Je serre les poings sous ma table, mais ne dis rien. Je fusille le crayon des yeux, comme si tout était de sa faute. Je prends aussi mon cahier, faisant semblant de m'intéresser à la théorie, comme si j'avais oublié un détail.

- Débile, nan mais tu crois qu'on t'a pas vue ? J'avoue, les idiotes comme toi ne devraient pas être ici. Tu n'as pas d'amis, tu prends tout mal, tu parles à personne, mais t'es qui ?

- Tais-toi, je dis un peu trop fort.

- Qu'est ce que c'est que ce boucan dans le fond ? râle le prof'.

Mes trois bourreaux me pointent du doigt. Je suis responsable, bien sûr. Toute la classe s'esclaffe, rit aux éclats. Ma voisine m'insulte, mais le prof n'y fait pas plus attention que ça, et reprend sa discussion avec un élève.

- Sahenanana, c'est une fille débile qui ne fondera jamais de famille, qui n'aura jamais d'amis, qui restera toute seule dans sa vie, et qui est tellement nulle que personne ne voudra l'aider.
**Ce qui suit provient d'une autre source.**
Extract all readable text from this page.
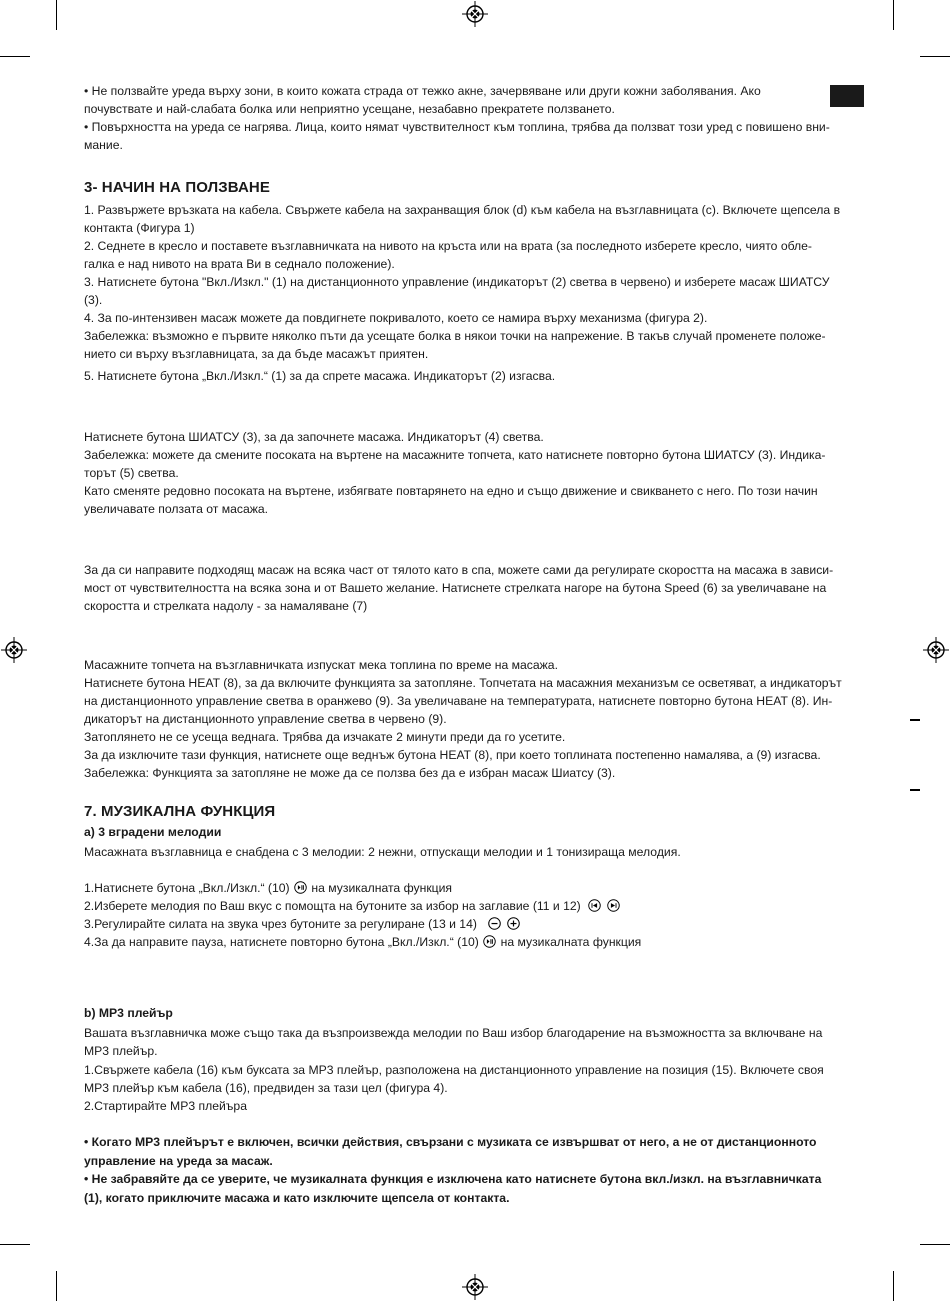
• Не ползвайте уреда върху зони, в които кожата страда от тежко акне, зачервяване или други кожни заболявания. Ако
почувствате и най-слабата болка или неприятно усещане, незабавно прекратете ползването.
• Повърхността на уреда се нагрява. Лица, които нямат чувствителност към топлина, трябва да ползват този уред с повишено вни-
мание.
3- НАЧИН НА ПОЛЗВАНЕ
1. Развържете връзката на кабела. Свържете кабела на захранващия блок (d) към кабела на възглавницата (c). Включете щепсела в
контакта (Фигура 1)
2. Седнете в кресло и поставете възглавничката на нивото на кръста или на врата (за последното изберете кресло, чиято обле-
галка е над нивото на врата Ви в седнало положение).
3. Натиснете бутона "Вкл./Изкл." (1) на дистанционното управление (индикаторът (2) светва в червено) и изберете масаж ШИАТСУ
(3).
4. За по-интензивен масаж можете да повдигнете покривалото, което се намира върху механизма (фигура 2).
Забележка: възможно е първите няколко пъти да усещате болка в някои точки на напрежение. В такъв случай променете положе-
нието си върху възглавницата, за да бъде масажът приятен.
5. Натиснете бутона „Вкл./Изкл.“ (1) за да спрете масажа. Индикаторът (2) изгасва.
Натиснете бутона ШИАТСУ (3), за да започнете масажа. Индикаторът (4) светва.
Забележка: можете да смените посоката на въртене на масажните топчета, като натиснете повторно бутона ШИАТСУ (3). Индика-
торът (5) светва.
Като сменяте редовно посоката на въртене, избягвате повтарянето на едно и също движение и свикването с него. По този начин
увеличавате ползата от масажа.
За да си направите подходящ масаж на всяка част от тялото като в спа, можете сами да регулирате скоростта на масажа в зависи-
мост от чувствителността на всяка зона и от Вашето желание. Натиснете стрелката нагоре на бутона Speed (6) за увеличаване на
скоростта и стрелката надолу - за намаляване (7)
Масажните топчета на възглавничката изпускат мека топлина по време на масажа.
Натиснете бутона HEAT (8), за да включите функцията за затопляне. Топчетата на масажния механизъм се осветяват, а индикаторът
на дистанционното управление светва в оранжево (9). За увеличаване на температурата, натиснете повторно бутона HEAT (8). Ин-
дикаторът на дистанционното управление светва в червено (9).
Затоплянето не се усеща веднага. Трябва да изчакате 2 минути преди да го усетите.
За да изключите тази функция, натиснете още веднъж бутона HEAT (8), при което топлината постепенно намалява, а (9) изгасва.
Забележка: Функцията за затопляне не може да се ползва без да е избран масаж Шиатсу (3).
7. МУЗИКАЛНА ФУНКЦИЯ
a) 3 вградени мелодии
Масажната възглавница е снабдена с 3 мелодии: 2 нежни, отпускащи мелодии и 1 тонизираща мелодия.
1.Натиснете бутона „Вкл./Изкл.“ (10) на музикалната функция
2.Изберете мелодия по Ваш вкус с помощта на бутоните за избор на заглавие (11 и 12)
3.Регулирайте силата на звука чрез бутоните за регулиране (13 и 14)
4.За да направите пауза, натиснете повторно бутона „Вкл./Изкл.“ (10) на музикалната функция
b) MP3 плейър
Вашата възглавничка може също така да възпроизвежда мелодии по Ваш избор благодарение на възможността за включване на
MP3 плейър.
1.Свържете кабела (16) към буксата за MP3 плейър, разположена на дистанционното управление на позиция (15). Включете своя
MP3 плейър към кабела (16), предвиден за тази цел (фигура 4).
2.Стартирайте MP3 плейъра
• Когато MP3 плейърът е включен, всички действия, свързани с музиката се извършват от него, а не от дистанционното
управление на уреда за масаж.
• Не забравяйте да се уверите, че музикалната функция е изключена като натиснете бутона вкл./изкл. на възглавничката
(1), когато приключите масажа и като изключите щепсела от контакта.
Elle aura jamais de mec ! Elle a jamais été en couple de sa vie, de toute façon !

- Trop petite, trop moche, trop stupide pour faire un simple tour de magie, mais c'est quoi qu'il te faut, l'exil ?

- Ouais, c'est bien l'exil, elle pourra plus jamais nous imposer sa présence.

Taisez-vous.

- Tout ce qui l'intéresse, c'est ses bouquins, qui parlent de dragons... Elle en aura jamais ! Elle ne fait partie d'aucun Clan !
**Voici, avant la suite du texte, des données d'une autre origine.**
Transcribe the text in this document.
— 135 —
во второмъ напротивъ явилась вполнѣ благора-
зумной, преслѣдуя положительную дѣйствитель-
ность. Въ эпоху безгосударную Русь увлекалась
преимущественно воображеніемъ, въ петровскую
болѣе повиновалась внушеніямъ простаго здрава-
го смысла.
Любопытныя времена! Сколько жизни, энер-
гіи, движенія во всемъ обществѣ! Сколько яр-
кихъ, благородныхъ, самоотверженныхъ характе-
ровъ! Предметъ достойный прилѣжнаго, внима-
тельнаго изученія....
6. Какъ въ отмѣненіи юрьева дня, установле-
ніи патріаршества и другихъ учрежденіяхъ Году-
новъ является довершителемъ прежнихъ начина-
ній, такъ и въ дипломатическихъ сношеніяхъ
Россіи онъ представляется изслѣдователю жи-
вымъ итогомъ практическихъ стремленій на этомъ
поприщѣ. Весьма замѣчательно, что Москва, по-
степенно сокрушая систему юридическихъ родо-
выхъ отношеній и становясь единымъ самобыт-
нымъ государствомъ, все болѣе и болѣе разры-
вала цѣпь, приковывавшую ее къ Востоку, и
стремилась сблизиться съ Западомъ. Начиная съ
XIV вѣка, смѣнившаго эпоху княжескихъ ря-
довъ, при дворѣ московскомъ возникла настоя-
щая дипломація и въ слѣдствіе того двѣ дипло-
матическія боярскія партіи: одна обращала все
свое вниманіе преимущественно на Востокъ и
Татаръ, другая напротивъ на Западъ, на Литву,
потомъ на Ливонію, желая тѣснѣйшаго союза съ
- Et personne ne veut lui parler ! Même la Reine Hellen n'aurait pas assez pitié d'elle pour l'accueillir au Palais de Mezeï !

- Elle mérite pas la vie de château, de toute façon.

Fermez-la...

- Un grizzli, voilà ce qu'elle est. En plus, c'est une connasse. Elle veut jamais donner les réponses.
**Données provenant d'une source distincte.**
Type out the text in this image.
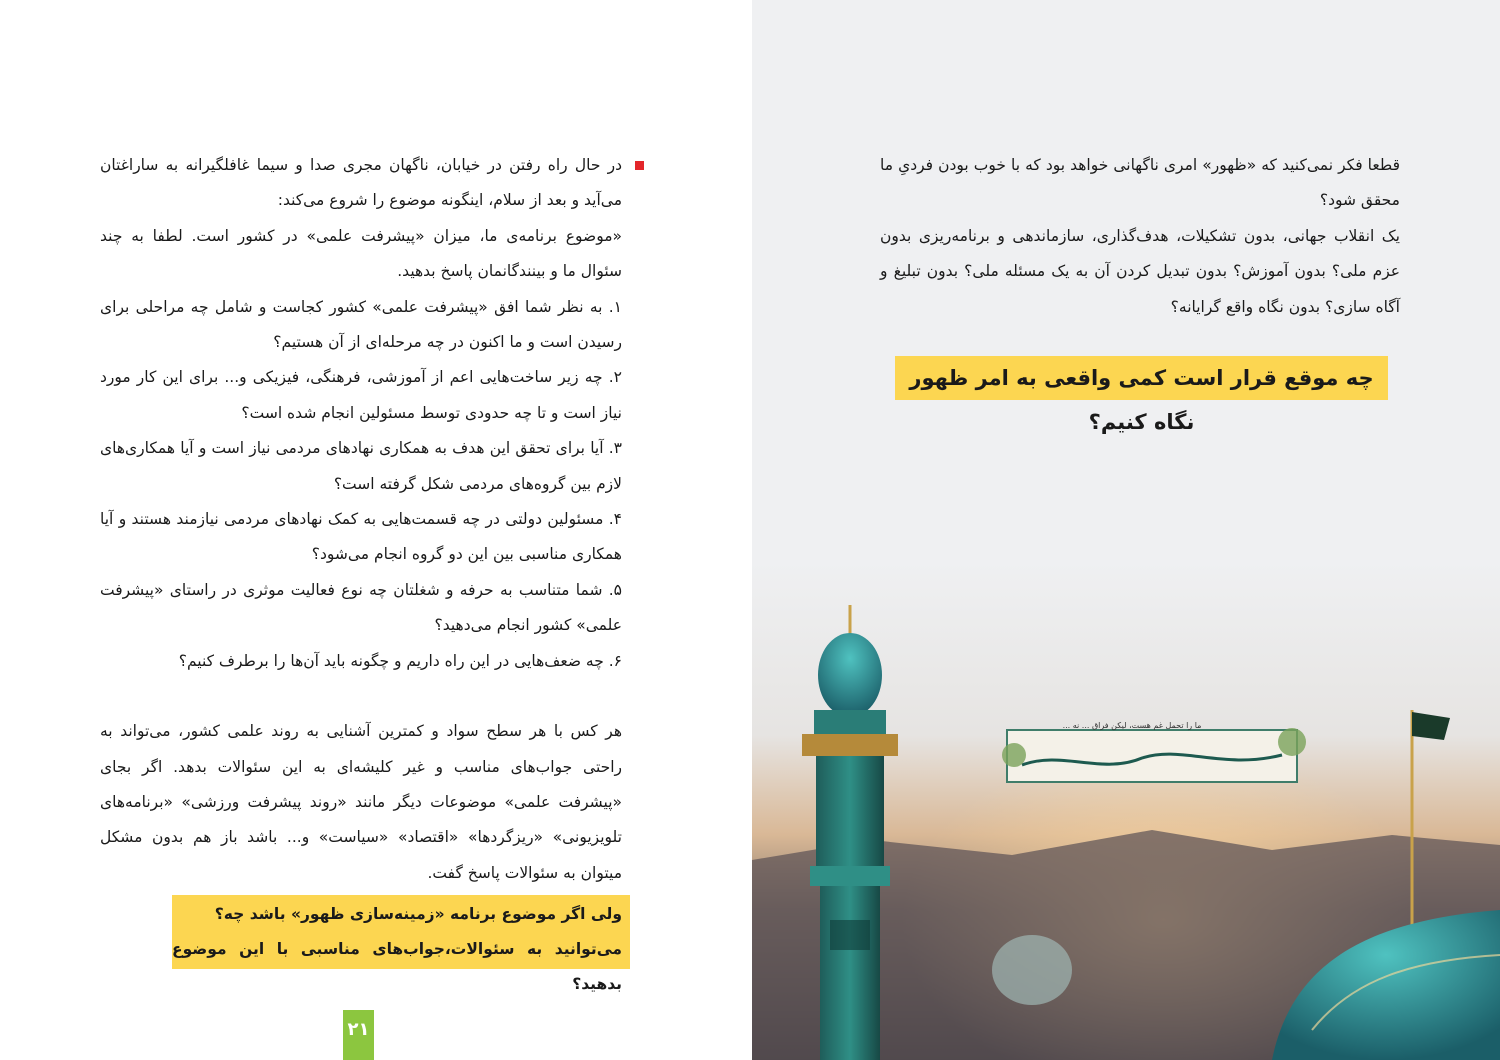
در حال راه رفتن در خیابان، ناگهان مجری صدا و سیما غافلگیرانه به ساراغتان می‌آید و بعد از سلام، اینگونه موضوع را شروع می‌کند:

«موضوع برنامه‌ی ما، میزان «پیشرفت علمی» در کشور است. لطفا به چند سئوال ما و بینندگانمان پاسخ بدهید.

۱. به نظر شما افق «پیشرفت علمی» کشور کجاست و شامل چه مراحلی برای رسیدن است و ما اکنون در چه مرحله‌ای از آن هستیم؟

۲. چه زیر ساخت‌هایی اعم از آموزشی، فرهنگی، فیزیکی و... برای این کار مورد نیاز است و تا چه حدودی توسط مسئولین انجام شده است؟

۳. آیا برای تحقق این هدف به همکاری نهادهای مردمی نیاز است و آیا همکاری‌های لازم بین گروه‌های مردمی شکل گرفته است؟

۴. مسئولین دولتی در چه قسمت‌هایی به کمک نهادهای مردمی نیازمند هستند و آیا همکاری مناسبی بین این دو گروه انجام می‌شود؟

۵. شما متناسب به حرفه و شغلتان چه نوع فعالیت موثری در راستای «پیشرفت علمی» کشور انجام می‌دهید؟

۶. چه ضعف‌هایی در این راه داریم و چگونه باید آن‌ها را برطرف کنیم؟

هر کس با هر سطح سواد و کمترین آشنایی به روند علمی کشور، می‌تواند به راحتی جواب‌های مناسب و غیر کلیشه‌ای به این سئوالات بدهد. اگر بجای «پیشرفت علمی» موضوعات دیگر مانند «روند پیشرفت ورزشی» «برنامه‌های تلویزیونی» «ریزگردها» «اقتصاد» «سیاست» و... باشد باز هم بدون مشکل میتوان به سئوالات پاسخ گفت.

ولی اگر موضوع برنامه «زمینه‌سازی ظهور» باشد چه؟

می‌توانید به سئوالات،جواب‌های مناسبی با این موضوع بدهید؟

۲۱

قطعا فکر نمی‌کنید که «ظهور» امری ناگهانی خواهد بود که با خوب بودن فردیِ ما محقق شود؟

یک انقلاب جهانی، بدون تشکیلات، هدف‌گذاری، سازماندهی و برنامه‌ریزی بدون عزم ملی؟ بدون آموزش؟ بدون تبدیل کردن آن به یک مسئله ملی؟ بدون تبلیغ و آگاه سازی؟ بدون نگاه واقع گرایانه؟

چه موقع قرار است کمی واقعی به امر ظهور نگاه کنیم؟
ما را تحمل غم هست، لیکن فراق ... نه ...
- L'intello, quoi. La fille qui parle à personne. Victime qui sait pas se défendre. Débile qui sait pas faire de magie.

Arrêtez !

- Elle mérite juste qu'on la tabasse, en fait.

- Nan, faudrait qu'elle aille se tuer elle-même, je suis sûre qu'elle ne se supporte même pas...

ASSEZ !

Et toutes les vitres volent en éclats. Les objets des élèves se renversent à terre, balayés par un vent terrifiant qui se calme immédiatement. De l'adrénaline parcourt mes veines, et fait frémir le moindre de mes pores. Mes mains sont bleues.

Les visages des personnes près des fenêtres sont ensanglantés, ayant pris tout le verre brisé dans la figure. Merenda comprise. Je suis debout, appuyée contre le mur, pendant que tout le monde me considère d'un air horrifié. Et moi, je suis terrifiée. Terrifiée par ces mains bleues. Apeurée par tous ces regards.

Retenant mes larmes, je m'empare de mon sac contenant mes cahiers et mon calepin, mon crayon qui curieusement est le seul objet resté sur sa table et je me sauve, laissant finalement échapper ces sanglots que je n'avais plus entendu sortir de ma bouche depuis longtemps.